Some professionals must carry professional liability or errors and omissions insurance by their regulatory or licensing boards. In addition, governments may also require errors or omissions insurance as part of their duty of care to clients.
Professional liability insurance covers:
- For example, claims of financial loss from a reduction to a home's value due to an error or omission in the information provided about the home before the sale
- Claims of financial loss due to the failure of a service, such as from a marketing plan to perform according to expectations
- Personal injury claims arising from alleged slander or libel
- Claims of misrepresentations
- Allegations of violations of fair dealing and good faith
- Damages awarded for emotional distress and suffering above and beyond financial losses
- Claims made in the present alleging losses due to services performed in the past
- Claims of copyright or trademark infringement
- Court costs and losses of income due to time spent defending the case
Professional liability insurance does not cover:
- Physical injuries to individuals
- Damage to property
- Deliberate acts of fraud
- Claims arising from dishonesty or criminal acts
- Loss or exposure of any individual's personally identifiable information, whether it belongs to a client or your employees, your temporary employees, or your contract employees
- Services rendered that are not in your policy
- Infringement of trade secrets or patents
- Claims of false advertising
Product Liability Insurance
Product liability insurance protects manufacturers, distributors, wholesalers, and retailers if the business they make, distribute, or sell causes property damage, illness, physical injury, or death. Those who sell products on eBay, Etsy, and Amazon, in consignment shops, and at festivals, fairs, and similar venues are among those who should consider product liability insurance.

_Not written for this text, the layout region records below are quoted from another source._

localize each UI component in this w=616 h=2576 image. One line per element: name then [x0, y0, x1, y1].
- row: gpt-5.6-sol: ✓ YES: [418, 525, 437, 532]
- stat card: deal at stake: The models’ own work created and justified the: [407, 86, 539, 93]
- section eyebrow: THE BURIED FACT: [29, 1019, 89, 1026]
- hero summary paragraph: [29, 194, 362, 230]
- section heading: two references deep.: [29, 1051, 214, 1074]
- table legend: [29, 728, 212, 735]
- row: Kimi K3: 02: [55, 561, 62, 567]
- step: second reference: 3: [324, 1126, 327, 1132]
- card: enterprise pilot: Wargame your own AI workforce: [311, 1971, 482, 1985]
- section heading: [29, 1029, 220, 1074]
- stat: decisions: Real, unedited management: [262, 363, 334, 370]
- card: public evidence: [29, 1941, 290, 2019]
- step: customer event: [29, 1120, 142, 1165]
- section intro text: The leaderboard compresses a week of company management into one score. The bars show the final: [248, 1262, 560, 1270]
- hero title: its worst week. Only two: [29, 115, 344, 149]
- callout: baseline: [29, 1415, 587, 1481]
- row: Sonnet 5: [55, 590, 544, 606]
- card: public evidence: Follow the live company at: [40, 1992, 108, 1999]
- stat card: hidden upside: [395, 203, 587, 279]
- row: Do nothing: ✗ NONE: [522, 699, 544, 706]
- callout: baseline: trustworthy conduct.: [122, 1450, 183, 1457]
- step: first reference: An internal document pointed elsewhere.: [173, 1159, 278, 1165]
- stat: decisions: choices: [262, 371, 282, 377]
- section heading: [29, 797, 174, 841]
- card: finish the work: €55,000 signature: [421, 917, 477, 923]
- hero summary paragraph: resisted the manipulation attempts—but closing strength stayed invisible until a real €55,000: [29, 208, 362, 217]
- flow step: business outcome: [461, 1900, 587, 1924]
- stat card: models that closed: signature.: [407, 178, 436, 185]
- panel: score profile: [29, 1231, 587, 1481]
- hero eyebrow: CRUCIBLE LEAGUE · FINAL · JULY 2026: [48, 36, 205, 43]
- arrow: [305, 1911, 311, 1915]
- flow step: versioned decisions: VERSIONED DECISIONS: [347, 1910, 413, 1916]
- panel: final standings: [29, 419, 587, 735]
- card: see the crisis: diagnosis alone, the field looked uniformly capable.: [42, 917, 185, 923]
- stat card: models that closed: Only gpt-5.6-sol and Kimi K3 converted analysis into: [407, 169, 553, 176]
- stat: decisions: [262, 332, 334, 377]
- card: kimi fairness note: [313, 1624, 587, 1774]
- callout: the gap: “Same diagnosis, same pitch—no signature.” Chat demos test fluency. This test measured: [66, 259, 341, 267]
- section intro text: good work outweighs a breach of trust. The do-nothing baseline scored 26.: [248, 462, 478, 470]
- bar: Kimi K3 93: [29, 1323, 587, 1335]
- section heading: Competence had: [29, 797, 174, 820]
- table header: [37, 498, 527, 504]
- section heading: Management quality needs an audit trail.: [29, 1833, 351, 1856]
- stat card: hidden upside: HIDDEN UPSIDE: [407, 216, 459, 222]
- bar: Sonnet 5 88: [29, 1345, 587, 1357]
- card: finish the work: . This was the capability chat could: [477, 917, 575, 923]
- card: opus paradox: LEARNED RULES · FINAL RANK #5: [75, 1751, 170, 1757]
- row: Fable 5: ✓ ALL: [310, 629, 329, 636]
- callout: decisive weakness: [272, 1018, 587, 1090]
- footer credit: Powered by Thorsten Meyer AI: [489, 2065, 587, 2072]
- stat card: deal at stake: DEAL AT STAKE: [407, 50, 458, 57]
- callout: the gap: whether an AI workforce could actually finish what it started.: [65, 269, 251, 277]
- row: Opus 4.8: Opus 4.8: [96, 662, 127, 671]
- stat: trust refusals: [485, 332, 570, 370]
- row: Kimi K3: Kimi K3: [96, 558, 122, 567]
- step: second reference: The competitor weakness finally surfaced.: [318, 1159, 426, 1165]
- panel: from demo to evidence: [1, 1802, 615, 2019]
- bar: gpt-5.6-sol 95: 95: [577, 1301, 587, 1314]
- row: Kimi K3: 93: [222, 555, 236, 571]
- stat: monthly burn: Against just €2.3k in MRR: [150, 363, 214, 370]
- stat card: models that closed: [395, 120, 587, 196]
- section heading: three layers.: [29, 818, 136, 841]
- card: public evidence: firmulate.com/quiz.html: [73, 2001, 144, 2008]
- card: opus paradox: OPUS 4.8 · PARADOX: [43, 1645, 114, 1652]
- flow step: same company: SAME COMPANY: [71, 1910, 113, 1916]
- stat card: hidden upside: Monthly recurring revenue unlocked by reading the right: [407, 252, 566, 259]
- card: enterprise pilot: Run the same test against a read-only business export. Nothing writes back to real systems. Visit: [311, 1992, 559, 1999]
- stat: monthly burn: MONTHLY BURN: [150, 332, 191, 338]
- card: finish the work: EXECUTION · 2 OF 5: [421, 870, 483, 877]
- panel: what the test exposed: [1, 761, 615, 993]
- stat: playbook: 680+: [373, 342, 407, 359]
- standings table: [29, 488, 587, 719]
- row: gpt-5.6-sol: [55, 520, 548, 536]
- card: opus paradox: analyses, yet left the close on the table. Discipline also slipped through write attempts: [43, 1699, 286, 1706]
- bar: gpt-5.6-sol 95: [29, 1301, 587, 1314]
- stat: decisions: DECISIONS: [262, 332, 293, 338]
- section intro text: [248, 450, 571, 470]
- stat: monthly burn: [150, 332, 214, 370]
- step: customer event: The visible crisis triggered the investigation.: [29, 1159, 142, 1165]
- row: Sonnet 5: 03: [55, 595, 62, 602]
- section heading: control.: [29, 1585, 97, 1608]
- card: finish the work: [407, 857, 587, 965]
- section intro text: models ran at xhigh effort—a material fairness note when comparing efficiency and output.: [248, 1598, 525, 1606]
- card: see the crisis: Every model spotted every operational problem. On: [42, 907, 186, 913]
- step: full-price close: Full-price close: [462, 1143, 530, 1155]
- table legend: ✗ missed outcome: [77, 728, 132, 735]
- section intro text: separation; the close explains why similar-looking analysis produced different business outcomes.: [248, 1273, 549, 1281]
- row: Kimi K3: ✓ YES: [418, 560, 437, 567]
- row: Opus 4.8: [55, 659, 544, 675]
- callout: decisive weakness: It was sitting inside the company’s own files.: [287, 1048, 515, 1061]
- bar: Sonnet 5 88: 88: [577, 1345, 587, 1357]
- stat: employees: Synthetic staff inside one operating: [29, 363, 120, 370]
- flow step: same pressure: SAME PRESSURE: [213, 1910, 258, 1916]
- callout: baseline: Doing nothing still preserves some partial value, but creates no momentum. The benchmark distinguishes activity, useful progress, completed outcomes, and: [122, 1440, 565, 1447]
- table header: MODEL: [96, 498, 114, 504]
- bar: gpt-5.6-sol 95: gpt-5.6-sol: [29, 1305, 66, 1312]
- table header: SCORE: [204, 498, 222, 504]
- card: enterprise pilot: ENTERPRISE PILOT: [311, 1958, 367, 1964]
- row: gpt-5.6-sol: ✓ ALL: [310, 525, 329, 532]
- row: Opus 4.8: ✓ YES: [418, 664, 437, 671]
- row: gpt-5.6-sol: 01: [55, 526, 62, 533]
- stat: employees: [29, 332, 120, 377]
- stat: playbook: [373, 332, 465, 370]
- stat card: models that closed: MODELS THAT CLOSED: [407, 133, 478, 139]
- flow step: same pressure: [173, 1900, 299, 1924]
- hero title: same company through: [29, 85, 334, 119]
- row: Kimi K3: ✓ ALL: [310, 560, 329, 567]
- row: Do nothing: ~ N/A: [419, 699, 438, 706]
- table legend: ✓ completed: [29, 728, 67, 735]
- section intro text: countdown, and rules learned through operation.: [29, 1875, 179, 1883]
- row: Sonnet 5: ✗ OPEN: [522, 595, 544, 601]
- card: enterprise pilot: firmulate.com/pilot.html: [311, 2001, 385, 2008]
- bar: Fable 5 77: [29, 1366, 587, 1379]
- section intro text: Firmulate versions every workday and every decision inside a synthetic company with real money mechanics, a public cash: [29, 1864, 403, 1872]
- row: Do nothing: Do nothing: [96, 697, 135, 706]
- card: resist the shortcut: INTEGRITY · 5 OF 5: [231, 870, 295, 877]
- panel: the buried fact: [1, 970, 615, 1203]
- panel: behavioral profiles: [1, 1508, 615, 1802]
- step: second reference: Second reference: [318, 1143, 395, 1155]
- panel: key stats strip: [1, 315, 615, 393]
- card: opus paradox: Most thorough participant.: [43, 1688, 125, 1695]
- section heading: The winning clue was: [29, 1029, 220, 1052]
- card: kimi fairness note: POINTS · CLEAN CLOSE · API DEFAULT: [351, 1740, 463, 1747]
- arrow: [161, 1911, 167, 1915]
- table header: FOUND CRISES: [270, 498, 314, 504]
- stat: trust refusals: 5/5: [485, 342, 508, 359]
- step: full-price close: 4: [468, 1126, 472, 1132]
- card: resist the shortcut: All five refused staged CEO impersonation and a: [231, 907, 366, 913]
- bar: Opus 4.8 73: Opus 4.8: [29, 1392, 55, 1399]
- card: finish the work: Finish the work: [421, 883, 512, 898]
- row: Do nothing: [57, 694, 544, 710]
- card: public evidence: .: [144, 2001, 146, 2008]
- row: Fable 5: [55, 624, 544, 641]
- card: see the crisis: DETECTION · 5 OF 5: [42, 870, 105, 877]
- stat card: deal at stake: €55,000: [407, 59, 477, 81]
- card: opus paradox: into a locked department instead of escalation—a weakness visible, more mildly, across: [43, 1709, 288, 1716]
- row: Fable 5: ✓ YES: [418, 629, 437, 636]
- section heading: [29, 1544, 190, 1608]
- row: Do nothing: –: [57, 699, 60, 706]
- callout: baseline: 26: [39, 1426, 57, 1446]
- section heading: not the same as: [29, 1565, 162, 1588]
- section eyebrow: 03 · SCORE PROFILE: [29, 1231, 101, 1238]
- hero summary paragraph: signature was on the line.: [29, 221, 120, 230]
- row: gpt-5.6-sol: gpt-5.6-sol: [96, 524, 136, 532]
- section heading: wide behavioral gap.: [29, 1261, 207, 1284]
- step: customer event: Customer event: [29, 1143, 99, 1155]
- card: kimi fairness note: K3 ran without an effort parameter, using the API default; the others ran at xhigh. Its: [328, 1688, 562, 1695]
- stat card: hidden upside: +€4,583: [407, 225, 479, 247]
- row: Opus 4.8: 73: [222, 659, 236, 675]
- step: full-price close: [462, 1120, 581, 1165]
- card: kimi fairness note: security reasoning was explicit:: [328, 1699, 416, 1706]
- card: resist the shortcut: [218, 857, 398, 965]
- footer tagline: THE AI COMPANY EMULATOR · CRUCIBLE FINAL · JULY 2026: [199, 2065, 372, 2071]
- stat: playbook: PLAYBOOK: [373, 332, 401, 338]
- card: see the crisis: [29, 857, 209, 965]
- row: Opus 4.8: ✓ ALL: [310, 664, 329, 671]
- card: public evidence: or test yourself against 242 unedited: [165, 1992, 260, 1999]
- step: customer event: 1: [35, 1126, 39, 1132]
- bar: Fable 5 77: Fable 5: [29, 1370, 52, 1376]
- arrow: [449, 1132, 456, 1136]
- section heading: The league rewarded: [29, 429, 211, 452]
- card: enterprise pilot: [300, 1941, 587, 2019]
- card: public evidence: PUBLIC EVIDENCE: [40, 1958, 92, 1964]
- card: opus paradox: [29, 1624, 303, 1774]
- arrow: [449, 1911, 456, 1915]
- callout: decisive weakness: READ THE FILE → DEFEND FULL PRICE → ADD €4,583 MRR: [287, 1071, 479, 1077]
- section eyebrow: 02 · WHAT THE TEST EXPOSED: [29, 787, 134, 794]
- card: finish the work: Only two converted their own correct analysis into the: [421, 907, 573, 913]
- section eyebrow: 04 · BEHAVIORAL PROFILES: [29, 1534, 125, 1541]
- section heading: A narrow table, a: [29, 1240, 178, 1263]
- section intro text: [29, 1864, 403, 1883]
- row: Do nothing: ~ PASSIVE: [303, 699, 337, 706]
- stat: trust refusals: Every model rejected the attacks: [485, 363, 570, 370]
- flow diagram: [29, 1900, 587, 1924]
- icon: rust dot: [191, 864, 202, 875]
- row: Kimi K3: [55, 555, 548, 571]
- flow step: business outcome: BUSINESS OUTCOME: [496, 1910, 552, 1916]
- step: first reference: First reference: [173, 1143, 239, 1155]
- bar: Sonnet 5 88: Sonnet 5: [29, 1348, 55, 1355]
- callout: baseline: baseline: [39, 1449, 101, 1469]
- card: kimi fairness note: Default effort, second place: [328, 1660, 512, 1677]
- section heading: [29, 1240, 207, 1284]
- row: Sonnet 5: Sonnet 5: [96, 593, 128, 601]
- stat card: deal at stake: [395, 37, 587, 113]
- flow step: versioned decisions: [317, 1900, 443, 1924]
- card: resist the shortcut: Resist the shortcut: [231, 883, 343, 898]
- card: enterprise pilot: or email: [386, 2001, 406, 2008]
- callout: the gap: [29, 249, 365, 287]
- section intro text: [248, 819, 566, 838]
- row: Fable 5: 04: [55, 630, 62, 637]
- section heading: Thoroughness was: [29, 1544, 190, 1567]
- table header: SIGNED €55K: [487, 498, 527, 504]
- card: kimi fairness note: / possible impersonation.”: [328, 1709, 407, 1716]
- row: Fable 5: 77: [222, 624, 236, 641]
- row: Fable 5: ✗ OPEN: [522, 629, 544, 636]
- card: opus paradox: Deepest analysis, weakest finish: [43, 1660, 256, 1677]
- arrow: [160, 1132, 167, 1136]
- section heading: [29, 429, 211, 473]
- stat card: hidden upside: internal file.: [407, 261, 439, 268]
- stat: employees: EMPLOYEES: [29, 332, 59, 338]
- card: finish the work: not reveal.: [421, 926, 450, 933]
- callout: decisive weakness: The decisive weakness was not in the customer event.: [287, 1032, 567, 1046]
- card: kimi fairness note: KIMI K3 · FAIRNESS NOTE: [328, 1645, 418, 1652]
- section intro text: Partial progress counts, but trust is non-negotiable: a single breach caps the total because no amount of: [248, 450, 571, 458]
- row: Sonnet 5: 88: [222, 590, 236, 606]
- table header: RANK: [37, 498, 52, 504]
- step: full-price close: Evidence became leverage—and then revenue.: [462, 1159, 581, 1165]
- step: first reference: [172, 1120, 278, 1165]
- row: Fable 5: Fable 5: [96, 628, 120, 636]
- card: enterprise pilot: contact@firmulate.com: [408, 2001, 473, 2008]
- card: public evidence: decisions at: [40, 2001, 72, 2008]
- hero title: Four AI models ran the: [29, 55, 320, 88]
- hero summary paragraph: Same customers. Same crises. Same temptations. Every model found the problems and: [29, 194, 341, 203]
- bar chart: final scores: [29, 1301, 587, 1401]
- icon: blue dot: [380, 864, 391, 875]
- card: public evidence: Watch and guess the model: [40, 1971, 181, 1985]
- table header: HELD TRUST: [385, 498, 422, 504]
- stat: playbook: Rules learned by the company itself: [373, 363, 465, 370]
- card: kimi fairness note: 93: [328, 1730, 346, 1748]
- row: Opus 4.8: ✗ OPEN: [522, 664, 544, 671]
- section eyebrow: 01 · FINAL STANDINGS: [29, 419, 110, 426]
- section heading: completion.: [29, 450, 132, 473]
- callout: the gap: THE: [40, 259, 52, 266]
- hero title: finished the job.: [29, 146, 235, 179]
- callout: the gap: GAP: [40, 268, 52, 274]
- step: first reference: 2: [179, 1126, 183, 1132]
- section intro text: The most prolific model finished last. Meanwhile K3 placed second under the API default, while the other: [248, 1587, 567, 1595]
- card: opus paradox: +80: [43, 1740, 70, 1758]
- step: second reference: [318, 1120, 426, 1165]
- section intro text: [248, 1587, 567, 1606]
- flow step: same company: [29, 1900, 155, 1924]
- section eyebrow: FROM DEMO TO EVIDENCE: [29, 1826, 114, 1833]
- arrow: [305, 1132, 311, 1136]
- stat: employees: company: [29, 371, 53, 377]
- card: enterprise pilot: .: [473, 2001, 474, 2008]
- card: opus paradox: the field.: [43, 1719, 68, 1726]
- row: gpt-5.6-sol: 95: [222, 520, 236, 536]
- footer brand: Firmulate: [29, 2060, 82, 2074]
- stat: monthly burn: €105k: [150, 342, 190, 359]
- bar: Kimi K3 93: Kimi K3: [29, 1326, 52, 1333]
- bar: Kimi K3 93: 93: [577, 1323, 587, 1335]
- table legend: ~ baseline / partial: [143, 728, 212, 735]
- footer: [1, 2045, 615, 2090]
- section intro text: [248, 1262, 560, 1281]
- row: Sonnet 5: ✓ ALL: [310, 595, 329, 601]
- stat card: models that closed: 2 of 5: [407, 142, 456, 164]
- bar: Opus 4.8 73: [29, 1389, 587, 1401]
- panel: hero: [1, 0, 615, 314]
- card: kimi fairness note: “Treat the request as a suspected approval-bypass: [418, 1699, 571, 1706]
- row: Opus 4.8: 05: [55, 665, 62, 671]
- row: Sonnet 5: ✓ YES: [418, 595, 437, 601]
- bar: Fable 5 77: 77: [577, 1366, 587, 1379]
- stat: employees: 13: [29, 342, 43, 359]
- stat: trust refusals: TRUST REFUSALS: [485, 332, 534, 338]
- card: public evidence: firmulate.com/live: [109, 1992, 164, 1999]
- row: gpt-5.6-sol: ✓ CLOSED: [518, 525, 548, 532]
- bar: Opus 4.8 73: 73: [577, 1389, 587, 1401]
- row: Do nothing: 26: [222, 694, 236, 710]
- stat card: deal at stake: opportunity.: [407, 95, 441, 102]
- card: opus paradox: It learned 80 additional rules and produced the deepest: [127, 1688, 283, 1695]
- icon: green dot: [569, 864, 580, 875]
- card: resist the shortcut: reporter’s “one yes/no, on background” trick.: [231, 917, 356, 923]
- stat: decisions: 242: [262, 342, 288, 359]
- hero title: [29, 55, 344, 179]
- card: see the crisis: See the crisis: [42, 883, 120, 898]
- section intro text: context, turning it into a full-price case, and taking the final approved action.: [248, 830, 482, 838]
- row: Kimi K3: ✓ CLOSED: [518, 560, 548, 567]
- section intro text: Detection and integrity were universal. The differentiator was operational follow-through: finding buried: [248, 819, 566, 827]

Insuring your products not only protects your business if a product is defective but also from claims that the instruction was incorrect, mislabeled, or that there were no warnings or insufficient warnings of dangers associated with the product. Consequently, you may be liable even if someone was injured when your product was misused.
Product liability insurance can be included in your business’s general liability insurance or purchased as a separate policy.
Product liability insurance covers:
- The medical treatment needed by the injured individual
- Settlements or judgments paid by your business
- The costs of defending the case
Product liability insurance protects your business if the product:
- Has a defect in the design of the product
- Has a defect created in the manufacturing process
- Has a defect originating in the marketing; for example, you failed to include a sufficient warning of possible injury in the product labeling or instructions for use
Your business could also be liable for injuries, even if your company were not negligent.
The amount of coverage you should have depends on:
- Whether your product is inherently dangerous
- Whether you sell your product in a geographical area or a market where lawsuits are likely to be filed
- The number of units you manufacture
- The number of people required to manufacture your products
- The number of units you sell
The more products you manufacture and sell, the more likely some products will be defective.
Product liability does not cover products that do not cause bodily injury or property damage. For example, those who create software would not need product liability insurance unless running the app could cause the battery of a phone or tablet to overheat and cause physical damage or injury.
A Final Thought on Insurance for Small Business
When considering what type of insurance you need to protect your business, always consider the requirements of regulatory or licensing boards that govern your business and the requirements of state and local governments.